Por ello, Jesús, que no nos dice cuándo será el fin del mundo (él mismo dice ignorarlo, se ve que
no le interesaba mucho), sí que nos dice cómo hemos de vivir para no descuidar esas
dimensiones últimas: es necesario no dejarse amodorrar por la preocupación exclusiva de lo
pasajero, y, sin dejar de ocuparnos responsablemente de las necesidades de la vida (comer y
beber, resolver los problemas y conflictos cotidianos), no absolutizarlas pues hay valores y
dimensiones superiores y perdurables. Cuando absolutizamos lo relativo, el comer y el beber, el
legítimo disfrute de la vida, la solución de los inevitables conflictos, todo eso se convierte en
“comilonas y borracheras, lujuria y desenfreno, riñas y pendencias”, es decir, como dice San
Pablo, una vida vivida sin dignidad. Frente a eso, se nos exhorta a velar, a vivir con los ojos
abiertos, conscientemente o, lo que es lo mismo, con dignidad. Que nos vaya mejor o peor, la
riqueza y la salud no dependen por entero de nosotros; hay que prestarles atención, pero la justa.

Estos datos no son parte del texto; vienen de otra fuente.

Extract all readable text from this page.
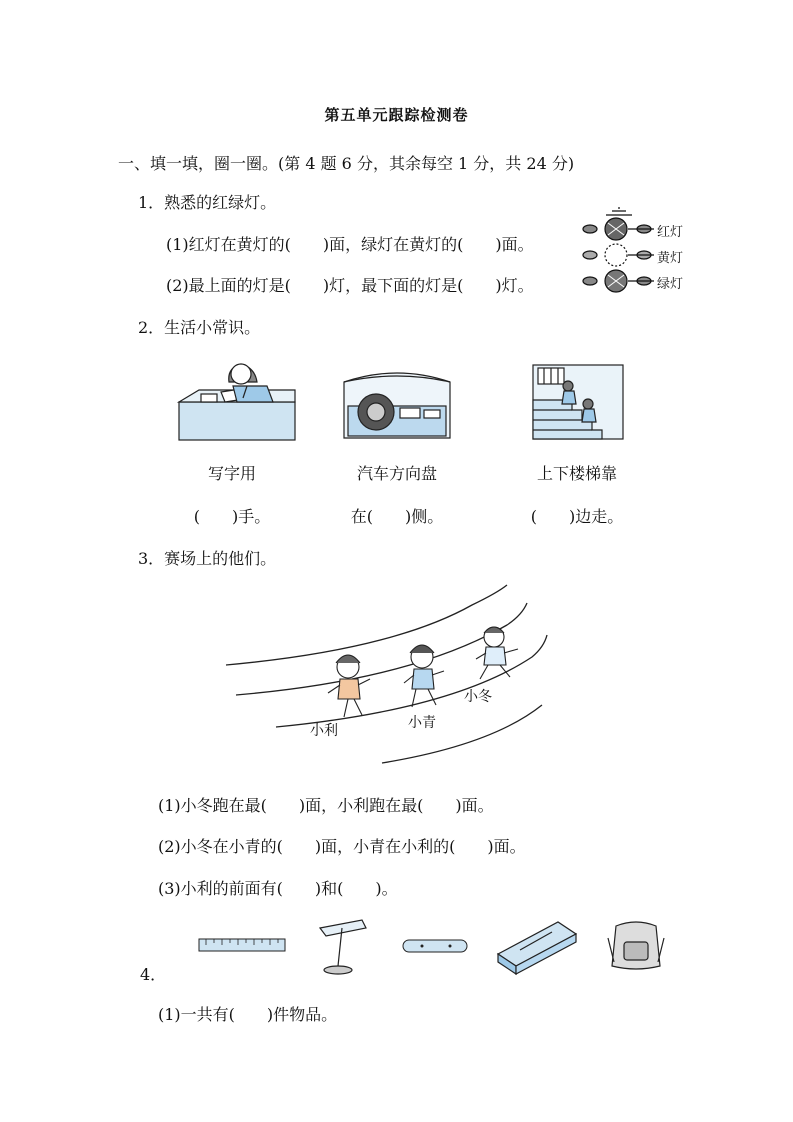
第五单元跟踪检测卷
一、填一填，圈一圈。(第 4 题 6 分，其余每空 1 分，共 24 分)
1．熟悉的红绿灯。
(1)红灯在黄灯的(　　)面，绿灯在黄灯的(　　)面。
(2)最上面的灯是(　　)灯，最下面的灯是(　　)灯。
红灯
黄灯
绿灯
2．生活小常识。
写字用	汽车方向盘	上下楼梯靠
(　　)手。	在(　　)侧。	(　　)边走。
3．赛场上的他们。
小利	小青
小冬
(1)小冬跑在最(　　)面，小利跑在最(　　)面。
(2)小冬在小青的(　　)面，小青在小利的(　　)面。
(3)小利的前面有(　　)和(　　)。
4．
(1)一共有(　　)件物品。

En cambio vivir con dignidad eso sí depende de nosotros, es asunto de nuestra exclusiva
responsabilidad.
Así, creo yo, hay que entender esas enigmáticas palabras de que “a uno se lo llevarán y a otro lo
dejarán”. Haciendo las mismas cosas, viviendo en el mismo mundo, podemos vivir de manera
muy diferente: encerrados y entregados por entero a los bienes pasajeros; o atentos y abiertos a
los bienes que no pasan. De esto depende que nuestra vida adquiera o no un sentido pleno.

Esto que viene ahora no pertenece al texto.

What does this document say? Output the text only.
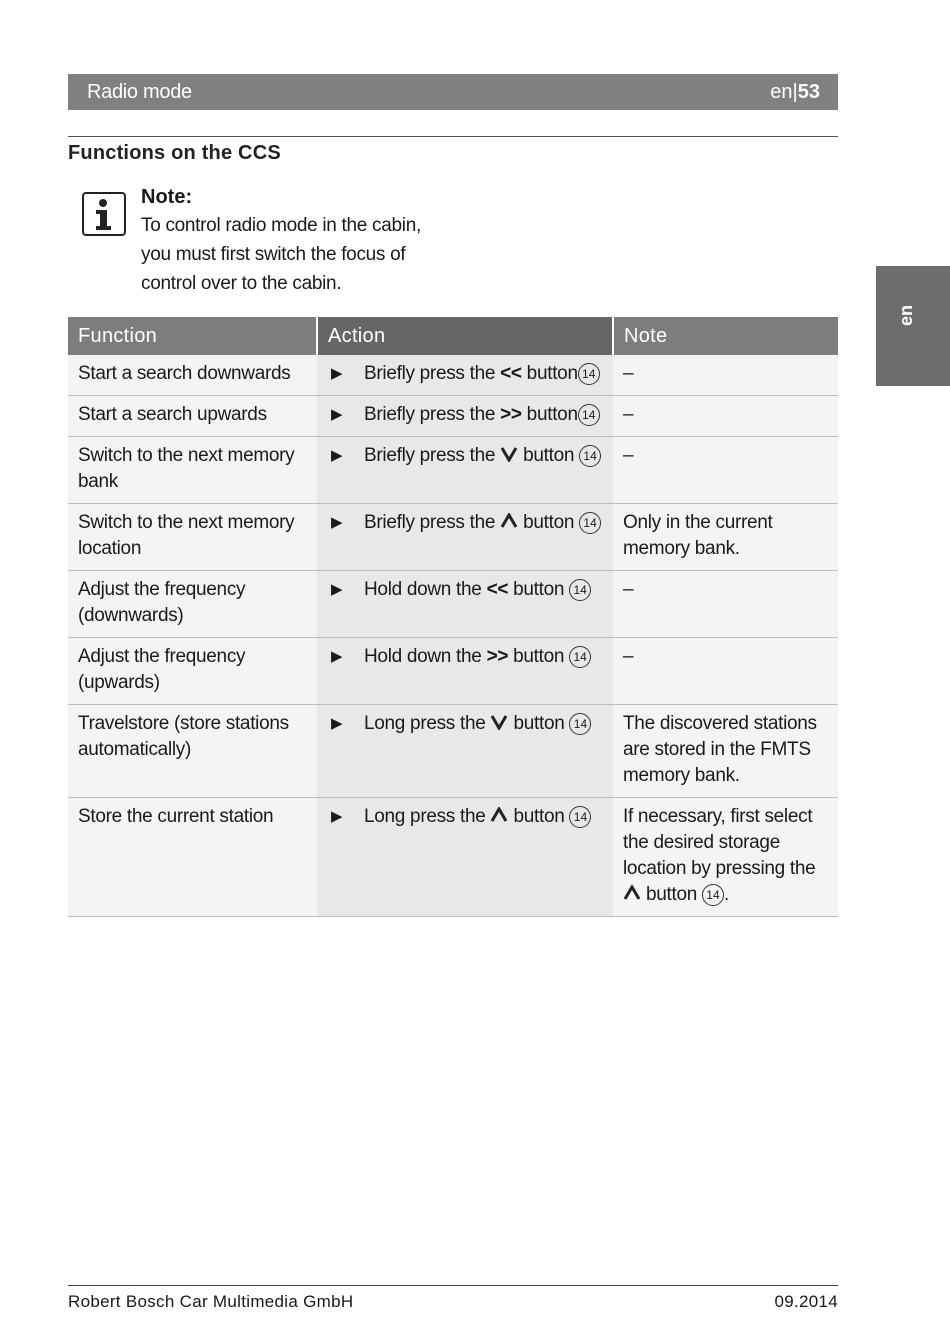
Radio mode	en|53
Functions on the CCS
Note:
To control radio mode in the cabin,
you must first switch the focus of
control over to the cabin.
Function	Action	Note
Start a search downwards	▶ Briefly press the << button 14	–
Start a search upwards	▶ Briefly press the >> button 14	–
Switch to the next memory bank	▶ Briefly press the  button 14	–
Switch to the next memory location	▶ Briefly press the  button 14	Only in the current memory bank.
Adjust the frequency (downwards)	▶ Hold down the << button 14	–
Adjust the frequency (upwards)	▶ Hold down the >> button 14	–
Travelstore (store stations automatically)	▶ Long press the  button 14	The discovered stations are stored in the FMTS memory bank.
Store the current station	▶ Long press the  button 14	If necessary, first select the desired storage location by pressing the
button 14 .
en
Robert Bosch Car Multimedia GmbH	09.2014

En este sentido, el fin del mundo es su límite, su intrínseca limitación que se manifiesta en
nuestra condición mortal. Todos hemos de morir y ese es el fin del mundo para cada. Igual que
no sabemos cuándo será el fin del mundo, no sabemos en principio cuándo será nuestra muerte.

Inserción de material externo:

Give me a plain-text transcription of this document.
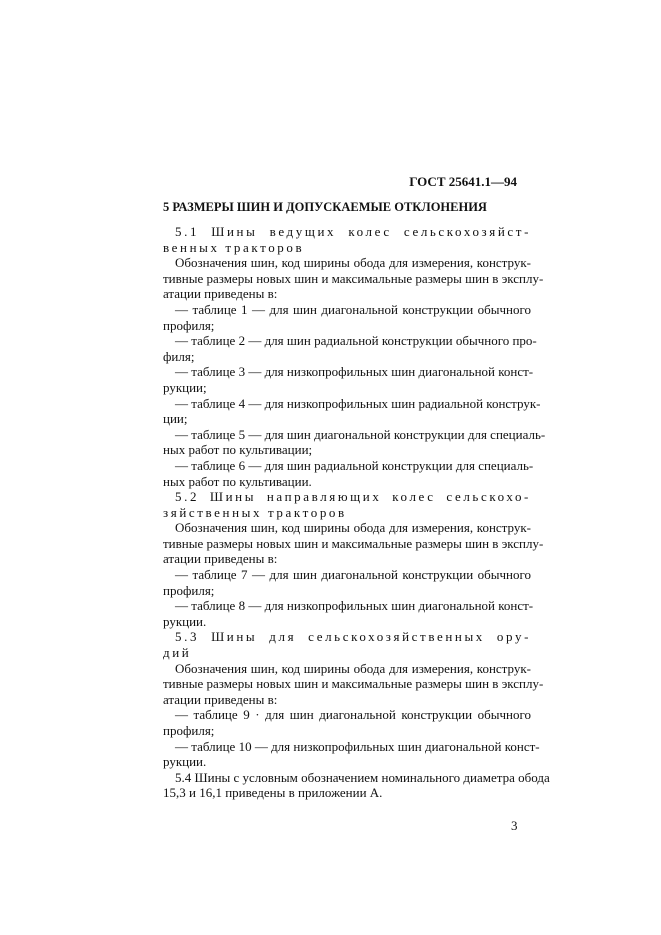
ГОСТ 25641.1—94
5 РАЗМЕРЫ ШИН И ДОПУСКАЕМЫЕ ОТКЛОНЕНИЯ
5.1 Шины ведущих колес сельскохозяйст-
венных тракторов
Обозначения шин, код ширины обода для измерения, конструк-
тивные размеры новых шин и максимальные размеры шин в эксплу-
атации приведены в:
— таблице 1 — для шин диагональной конструкции обычного
профиля;
— таблице 2 — для шин радиальной конструкции обычного про-
филя;
— таблице 3 — для низкопрофильных шин диагональной конст-
рукции;
— таблице 4 — для низкопрофильных шин радиальной конструк-
ции;
— таблице 5 — для шин диагональной конструкции для специаль-
ных работ по культивации;
— таблице 6 — для шин радиальной конструкции для специаль-
ных работ по культивации.
5.2 Шины направляющих колес сельскохо-
зяйственных тракторов
Обозначения шин, код ширины обода для измерения, конструк-
тивные размеры новых шин и максимальные размеры шин в эксплу-
атации приведены в:
— таблице 7 — для шин диагональной конструкции обычного
профиля;
— таблице 8 — для низкопрофильных шин диагональной конст-
рукции.
5.3 Шины для сельскохозяйственных ору-
дий
Обозначения шин, код ширины обода для измерения, конструк-
тивные размеры новых шин и максимальные размеры шин в эксплу-
атации приведены в:
— таблице 9 · для шин диагональной конструкции обычного
профиля;
— таблице 10 — для низкопрофильных шин диагональной конст-
рукции.
5.4 Шины с условным обозначением номинального диаметра обода
15,3 и 16,1 приведены в приложении А.
3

Y si lo llegamos a saber (en el caso de una enfermedad incurable, que nos puede invitar a buscar
remedios alternativos o, al menos, a prepararnos adecuadamente), eso se parecería al anuncio de
un fin del mundo al estilo de la actual crisis ecológica, como amenaza por agotamiento de sus
recursos energéticos, o por cualquier otra causa, que puede obligarnos a tomar medidas y
empezar a vivir de otra manera. En cualquier caso, ser conscientes de todo esto y tratar de vivir
de los valores definitivos (la verdad, el bien, la justicia, la fidelidad, el amor…) nos pone en
relación con la fuente de la vida y de lo que la trasciende, con Dios que, en Cristo, viene a
nosotros. Vistas así las cosas, entendemos que la segunda venida (el fin del mundo y el juicio) no
es algo tremebundo ni amenazador. Al contrario: Jesús viene como salvador que nos rescata de
la finitud de la muerte y del mal en todas sus formas. El encuentro con él es una alegre noticia,
un mensaje de esperanza y de consuelo, pues significa que el pecado, el mal y la muerte han sido
vencidos por Él y, si viene, es para hacernos partícipes de su victoria.
A este respecto, podemos hablar de una tercera venida del Señor. No es tercera en sentido
cronológico sino en su forma de realización, y que pone en relación la primera (en la que se
funda) y la segunda (a la que tiende). Es la venida cotidiana de Jesús en su Palabra proclamada
en la liturgia, en el Pan y el Vino de la Eucaristía, en el sacramento del perdón, en su presencia
en nuestros semejantes, especialmente en los necesitados, desde los que nos llama al servicio del
amor. Estas venidas cotidianas que hacen a Dios, a Cristo, accesibles a todo el que quiera
encontrarse con Él, son como la aurora que anuncia que el día (la salvación) está cerca, y que
tenemos que irnos despertando ya, no podemos seguir viviendo entumecidos por el sueño de la
noche. Despertarse, prepararse, pertrecharse adecuadamente para la venida de la luz, todo eso
significa empezar a vivir ya como si fuera de día, adoptar y usar las “armas de la luz”, caminar a
la luz del Señor, anticipar en nuestra forma de vida, de relación, de solución de conflictos la
armonía, la paz y la plenitud a la que aspiramos y que Cristo ya está haciendo presente:
ejercitarnos para vivir en paz y no en guerra, transformar las espadas en arados y las lanzas en
podaderas. Atendiendo a esas diversas formas de su “tercera” venida, damos testimonio y
acogemos la primera, y nos preparamos adecuadamente a la segunda y definitiva.